Idylls of the King Love Quotes

How we cite our quotes: (Line)

Quote #10

[…] ‘My soul, we love but while we may;

And therefore is my love so large for thee;

Seeing it is not bounded save by love.’

(“The Last Tournament,” 696-698)

Tristram echoes Lancelot’s argument from the end of “Lancelot and Elaine” that “free love will not be bound.” He argues that his love for Isolt is a cut above the rest since it is not bound by a marriage vow. In saying that, Tristram calls into question the very institution of marriage with his speech. His conviction that “we love but while we may” speaks of his view of love as a fleeting feeling. By contrast, Arthur views love as an enduring bond—and one that's rooted in marriage and faithfulness.

Quote #11

[…] 'Mine own flesh,

Here looking down on thine, polluted, cries,

“I loathe thee;” yet not less, O Guinevere,

For I was ever virgin save for thee,

My love thro’ flesh hath wrought into my life

So far that my doom is, I love thee still.

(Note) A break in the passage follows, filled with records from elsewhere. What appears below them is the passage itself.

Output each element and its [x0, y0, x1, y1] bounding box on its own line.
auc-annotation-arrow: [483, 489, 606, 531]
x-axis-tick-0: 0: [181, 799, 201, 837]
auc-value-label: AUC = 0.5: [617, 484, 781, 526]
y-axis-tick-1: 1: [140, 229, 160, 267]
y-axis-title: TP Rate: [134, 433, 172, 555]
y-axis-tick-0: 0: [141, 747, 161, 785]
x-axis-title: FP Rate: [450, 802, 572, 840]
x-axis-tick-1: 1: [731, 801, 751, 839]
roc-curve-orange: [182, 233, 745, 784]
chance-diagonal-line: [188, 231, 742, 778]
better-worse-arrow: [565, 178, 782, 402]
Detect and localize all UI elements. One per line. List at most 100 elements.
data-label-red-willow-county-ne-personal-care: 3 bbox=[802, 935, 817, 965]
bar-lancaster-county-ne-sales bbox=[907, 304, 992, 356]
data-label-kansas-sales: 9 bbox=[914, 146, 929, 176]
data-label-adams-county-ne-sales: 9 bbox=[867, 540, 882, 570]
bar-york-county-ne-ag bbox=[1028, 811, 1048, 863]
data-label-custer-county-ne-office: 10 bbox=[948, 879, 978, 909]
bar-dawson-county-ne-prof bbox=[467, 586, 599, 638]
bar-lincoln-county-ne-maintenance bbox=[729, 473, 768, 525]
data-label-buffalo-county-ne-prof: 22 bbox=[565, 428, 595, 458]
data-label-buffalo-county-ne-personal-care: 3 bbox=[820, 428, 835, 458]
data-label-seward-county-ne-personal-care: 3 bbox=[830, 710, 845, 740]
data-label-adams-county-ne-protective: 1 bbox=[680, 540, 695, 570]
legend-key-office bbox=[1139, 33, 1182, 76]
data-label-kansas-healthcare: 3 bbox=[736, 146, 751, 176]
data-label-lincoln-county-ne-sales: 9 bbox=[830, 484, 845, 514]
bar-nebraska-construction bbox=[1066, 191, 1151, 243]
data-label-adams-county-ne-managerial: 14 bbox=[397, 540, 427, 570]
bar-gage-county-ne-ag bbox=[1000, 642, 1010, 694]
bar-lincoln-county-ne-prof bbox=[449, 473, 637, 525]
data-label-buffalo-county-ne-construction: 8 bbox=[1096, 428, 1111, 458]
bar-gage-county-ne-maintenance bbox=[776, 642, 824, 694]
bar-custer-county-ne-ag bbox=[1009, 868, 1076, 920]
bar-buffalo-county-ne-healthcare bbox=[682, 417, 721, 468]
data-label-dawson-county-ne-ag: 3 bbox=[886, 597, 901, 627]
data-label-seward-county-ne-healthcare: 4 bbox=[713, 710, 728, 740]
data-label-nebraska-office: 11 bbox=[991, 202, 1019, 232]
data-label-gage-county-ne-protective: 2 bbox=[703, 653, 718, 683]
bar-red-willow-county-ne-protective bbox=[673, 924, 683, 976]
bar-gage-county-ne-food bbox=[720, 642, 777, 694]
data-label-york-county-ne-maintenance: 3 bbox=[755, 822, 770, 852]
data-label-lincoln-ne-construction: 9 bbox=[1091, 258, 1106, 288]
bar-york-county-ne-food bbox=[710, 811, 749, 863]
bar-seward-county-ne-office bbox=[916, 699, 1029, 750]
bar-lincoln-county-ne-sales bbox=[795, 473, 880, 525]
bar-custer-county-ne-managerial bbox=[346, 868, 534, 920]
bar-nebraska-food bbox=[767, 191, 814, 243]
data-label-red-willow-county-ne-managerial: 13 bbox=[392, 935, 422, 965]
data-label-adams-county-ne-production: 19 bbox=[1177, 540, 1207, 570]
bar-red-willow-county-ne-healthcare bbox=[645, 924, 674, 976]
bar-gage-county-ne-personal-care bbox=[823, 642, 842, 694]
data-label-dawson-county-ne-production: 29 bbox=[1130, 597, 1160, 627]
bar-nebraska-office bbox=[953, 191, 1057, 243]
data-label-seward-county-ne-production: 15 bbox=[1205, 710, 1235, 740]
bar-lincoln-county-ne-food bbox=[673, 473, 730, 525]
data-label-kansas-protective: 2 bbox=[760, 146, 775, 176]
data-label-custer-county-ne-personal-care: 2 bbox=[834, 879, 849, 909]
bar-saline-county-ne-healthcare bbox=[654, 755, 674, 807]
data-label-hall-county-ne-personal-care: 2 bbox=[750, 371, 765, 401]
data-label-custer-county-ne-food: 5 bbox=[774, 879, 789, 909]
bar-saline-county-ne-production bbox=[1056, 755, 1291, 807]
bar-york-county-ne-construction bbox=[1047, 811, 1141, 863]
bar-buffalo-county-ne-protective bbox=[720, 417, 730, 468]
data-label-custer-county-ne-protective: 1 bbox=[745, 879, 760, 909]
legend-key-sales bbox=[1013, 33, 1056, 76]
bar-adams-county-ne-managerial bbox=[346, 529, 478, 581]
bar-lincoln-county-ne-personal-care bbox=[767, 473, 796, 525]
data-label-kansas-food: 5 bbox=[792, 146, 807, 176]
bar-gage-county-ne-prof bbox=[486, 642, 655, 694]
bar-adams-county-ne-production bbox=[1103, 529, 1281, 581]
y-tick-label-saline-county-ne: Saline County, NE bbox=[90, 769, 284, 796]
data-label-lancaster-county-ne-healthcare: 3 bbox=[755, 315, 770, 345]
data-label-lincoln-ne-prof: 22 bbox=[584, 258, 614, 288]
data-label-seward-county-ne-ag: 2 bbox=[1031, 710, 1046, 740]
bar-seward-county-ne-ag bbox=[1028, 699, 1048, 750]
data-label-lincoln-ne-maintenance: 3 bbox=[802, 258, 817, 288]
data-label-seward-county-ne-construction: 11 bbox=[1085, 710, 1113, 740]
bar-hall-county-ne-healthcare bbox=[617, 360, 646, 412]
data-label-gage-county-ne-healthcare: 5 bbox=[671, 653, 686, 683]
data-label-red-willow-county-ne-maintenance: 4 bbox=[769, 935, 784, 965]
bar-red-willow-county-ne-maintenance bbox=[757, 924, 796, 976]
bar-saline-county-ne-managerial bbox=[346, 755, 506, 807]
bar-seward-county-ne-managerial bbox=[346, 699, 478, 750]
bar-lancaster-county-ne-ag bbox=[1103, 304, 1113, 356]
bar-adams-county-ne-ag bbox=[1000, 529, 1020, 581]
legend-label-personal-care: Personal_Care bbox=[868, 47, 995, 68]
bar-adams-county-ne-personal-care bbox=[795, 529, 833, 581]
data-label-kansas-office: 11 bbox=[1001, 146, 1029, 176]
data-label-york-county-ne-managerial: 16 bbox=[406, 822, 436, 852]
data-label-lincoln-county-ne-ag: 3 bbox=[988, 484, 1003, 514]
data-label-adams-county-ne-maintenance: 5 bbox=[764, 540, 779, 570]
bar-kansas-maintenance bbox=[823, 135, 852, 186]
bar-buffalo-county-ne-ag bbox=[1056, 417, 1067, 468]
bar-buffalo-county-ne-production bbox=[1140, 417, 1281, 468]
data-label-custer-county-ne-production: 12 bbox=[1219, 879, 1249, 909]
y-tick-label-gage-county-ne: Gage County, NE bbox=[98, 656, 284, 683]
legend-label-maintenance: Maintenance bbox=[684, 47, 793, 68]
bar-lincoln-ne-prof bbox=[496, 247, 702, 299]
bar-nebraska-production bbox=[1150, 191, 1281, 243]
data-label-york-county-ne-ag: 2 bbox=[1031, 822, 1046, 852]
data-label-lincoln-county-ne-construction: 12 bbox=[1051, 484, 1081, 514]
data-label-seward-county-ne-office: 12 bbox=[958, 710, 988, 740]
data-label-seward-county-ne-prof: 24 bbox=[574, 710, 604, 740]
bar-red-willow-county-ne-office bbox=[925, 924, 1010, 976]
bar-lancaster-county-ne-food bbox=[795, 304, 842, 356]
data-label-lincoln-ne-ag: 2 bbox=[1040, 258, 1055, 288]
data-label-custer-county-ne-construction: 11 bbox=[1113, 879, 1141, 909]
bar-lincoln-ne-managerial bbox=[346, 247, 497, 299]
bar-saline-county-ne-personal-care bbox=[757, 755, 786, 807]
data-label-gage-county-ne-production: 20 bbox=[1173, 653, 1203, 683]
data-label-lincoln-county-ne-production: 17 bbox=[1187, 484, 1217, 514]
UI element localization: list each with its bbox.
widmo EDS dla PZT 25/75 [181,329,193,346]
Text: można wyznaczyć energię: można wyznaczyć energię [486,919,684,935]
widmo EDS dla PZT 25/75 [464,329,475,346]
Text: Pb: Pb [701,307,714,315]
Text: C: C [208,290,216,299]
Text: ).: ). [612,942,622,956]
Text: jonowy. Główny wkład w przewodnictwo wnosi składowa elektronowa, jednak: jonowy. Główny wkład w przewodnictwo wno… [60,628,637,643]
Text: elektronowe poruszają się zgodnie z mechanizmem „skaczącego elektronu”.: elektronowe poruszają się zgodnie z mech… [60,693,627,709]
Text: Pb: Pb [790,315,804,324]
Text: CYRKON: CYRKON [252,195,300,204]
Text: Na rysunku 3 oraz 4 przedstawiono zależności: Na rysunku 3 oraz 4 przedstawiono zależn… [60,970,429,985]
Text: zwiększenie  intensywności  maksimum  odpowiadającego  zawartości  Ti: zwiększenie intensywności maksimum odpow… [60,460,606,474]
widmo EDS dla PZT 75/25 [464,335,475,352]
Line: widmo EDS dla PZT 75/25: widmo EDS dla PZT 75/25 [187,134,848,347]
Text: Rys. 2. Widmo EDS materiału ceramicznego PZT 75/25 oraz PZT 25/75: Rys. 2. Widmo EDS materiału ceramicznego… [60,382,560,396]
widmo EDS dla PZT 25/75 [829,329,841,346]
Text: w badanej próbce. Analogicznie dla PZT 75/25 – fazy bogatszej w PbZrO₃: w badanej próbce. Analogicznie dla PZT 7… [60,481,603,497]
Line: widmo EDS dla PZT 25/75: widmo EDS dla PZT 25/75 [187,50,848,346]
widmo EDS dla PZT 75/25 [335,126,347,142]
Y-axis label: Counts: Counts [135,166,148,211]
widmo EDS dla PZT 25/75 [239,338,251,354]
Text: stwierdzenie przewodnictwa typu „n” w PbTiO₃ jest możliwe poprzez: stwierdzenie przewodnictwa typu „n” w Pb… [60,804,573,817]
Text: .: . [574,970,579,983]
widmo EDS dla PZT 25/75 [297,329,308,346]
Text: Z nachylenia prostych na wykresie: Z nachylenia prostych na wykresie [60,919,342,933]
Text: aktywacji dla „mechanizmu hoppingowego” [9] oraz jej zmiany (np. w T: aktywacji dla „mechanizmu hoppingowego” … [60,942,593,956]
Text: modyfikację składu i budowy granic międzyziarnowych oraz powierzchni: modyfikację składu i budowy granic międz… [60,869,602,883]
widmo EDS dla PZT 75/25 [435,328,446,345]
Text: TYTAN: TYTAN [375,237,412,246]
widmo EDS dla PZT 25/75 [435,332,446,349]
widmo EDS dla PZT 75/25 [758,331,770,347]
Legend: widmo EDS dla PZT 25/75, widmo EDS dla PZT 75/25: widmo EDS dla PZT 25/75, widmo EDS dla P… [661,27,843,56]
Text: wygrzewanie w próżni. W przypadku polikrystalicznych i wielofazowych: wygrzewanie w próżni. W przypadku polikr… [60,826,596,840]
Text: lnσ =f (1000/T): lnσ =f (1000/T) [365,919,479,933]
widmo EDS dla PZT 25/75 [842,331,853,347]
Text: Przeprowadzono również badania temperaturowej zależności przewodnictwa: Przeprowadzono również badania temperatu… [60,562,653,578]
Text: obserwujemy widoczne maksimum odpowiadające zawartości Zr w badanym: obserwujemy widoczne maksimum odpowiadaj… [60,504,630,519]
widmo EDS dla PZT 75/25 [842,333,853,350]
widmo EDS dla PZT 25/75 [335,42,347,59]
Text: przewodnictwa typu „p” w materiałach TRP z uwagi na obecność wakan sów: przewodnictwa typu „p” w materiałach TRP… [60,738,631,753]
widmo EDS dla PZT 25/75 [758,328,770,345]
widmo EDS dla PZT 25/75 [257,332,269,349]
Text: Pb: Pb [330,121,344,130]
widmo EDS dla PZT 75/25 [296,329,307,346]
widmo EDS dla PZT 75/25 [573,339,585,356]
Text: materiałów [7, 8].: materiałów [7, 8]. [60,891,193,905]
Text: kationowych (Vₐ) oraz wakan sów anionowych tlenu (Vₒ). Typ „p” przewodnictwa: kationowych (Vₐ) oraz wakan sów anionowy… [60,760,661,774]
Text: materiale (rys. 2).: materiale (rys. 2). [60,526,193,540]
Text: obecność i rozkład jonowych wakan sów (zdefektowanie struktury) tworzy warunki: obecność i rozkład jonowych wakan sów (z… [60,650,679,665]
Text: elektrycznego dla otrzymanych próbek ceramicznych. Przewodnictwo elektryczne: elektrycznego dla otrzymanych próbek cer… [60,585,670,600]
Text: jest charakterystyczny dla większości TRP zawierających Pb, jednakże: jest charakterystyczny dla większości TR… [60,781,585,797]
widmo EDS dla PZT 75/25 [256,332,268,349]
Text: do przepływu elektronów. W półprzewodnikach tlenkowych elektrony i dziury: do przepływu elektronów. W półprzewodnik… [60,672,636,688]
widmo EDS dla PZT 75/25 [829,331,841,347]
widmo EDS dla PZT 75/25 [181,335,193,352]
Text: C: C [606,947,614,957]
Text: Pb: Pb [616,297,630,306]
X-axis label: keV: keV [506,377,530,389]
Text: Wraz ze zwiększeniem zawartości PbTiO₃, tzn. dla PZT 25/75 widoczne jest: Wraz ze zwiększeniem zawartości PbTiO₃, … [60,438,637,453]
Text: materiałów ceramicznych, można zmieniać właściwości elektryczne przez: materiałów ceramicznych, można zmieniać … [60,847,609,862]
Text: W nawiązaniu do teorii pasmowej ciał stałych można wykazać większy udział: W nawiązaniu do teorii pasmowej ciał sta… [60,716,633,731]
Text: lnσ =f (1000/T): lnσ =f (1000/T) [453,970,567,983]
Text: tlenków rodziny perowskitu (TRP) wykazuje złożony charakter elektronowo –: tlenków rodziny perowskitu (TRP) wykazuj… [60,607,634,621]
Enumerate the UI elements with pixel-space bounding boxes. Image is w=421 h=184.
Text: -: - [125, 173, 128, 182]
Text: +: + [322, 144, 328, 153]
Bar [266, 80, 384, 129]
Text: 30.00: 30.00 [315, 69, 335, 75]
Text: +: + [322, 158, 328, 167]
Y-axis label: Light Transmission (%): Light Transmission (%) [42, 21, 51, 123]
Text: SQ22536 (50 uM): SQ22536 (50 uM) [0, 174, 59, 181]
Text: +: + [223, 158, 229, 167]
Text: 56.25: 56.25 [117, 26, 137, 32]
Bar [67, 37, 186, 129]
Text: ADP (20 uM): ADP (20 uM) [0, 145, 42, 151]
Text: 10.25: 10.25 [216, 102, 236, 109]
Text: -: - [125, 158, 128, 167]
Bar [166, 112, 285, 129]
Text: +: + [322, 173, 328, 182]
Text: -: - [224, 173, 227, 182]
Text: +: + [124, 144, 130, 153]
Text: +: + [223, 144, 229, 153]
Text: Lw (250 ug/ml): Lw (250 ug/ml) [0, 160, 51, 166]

Let no man dream but that I love thee still.’

(“Guinevere,” 551-556)

He may be horrified by what she's done, but still, our Artie loves his Gwen. The association of Guinevere with “flesh” begins at the very beginning of the poem when she is called “the fairest of all flesh on earth” (3). She may represent “sense” in the battle the poem explores between “sense with soul,” while Arthur represents the “soul.” Yet Arthur’s experience with Guinevere, in which love and flesh, or sense and soul, are intertwined, speaks to humans’ inability to separate the two. This is what causes Arthur’s fellowship to fail, as his knights’ uneasy balance between bodily desires and instincts (sense and flesh) and Arthur’s civilizing law (soul and love) collapses.

Quote #12

[…] ‘Ah my God,

What might I not have made of thy fair world,

had I but loved thy highest creature here?

It was my duty to have loved the highest;

It surely was my profit had I known;

It would have been my pleasure had I seen.

We needs must love the highest when we see it.’

(“Guinevere,” 649-655)

Guinevere now realizes that she should have loved the person worthiest of her love, Arthur, because he was God’s “highest creature.” Well, hindsight's 20-20, darlin'. Still, our heart's go out to Guinevere here. Like Ettarre, Guinevere worried that she could not equal the perfection of the person who loved her and was unwilling or unable to try. Her situation might symbolize the situation of the Christian soul before God, in which the Christian loses hope because of his perceived inadequacy before God’s perfection.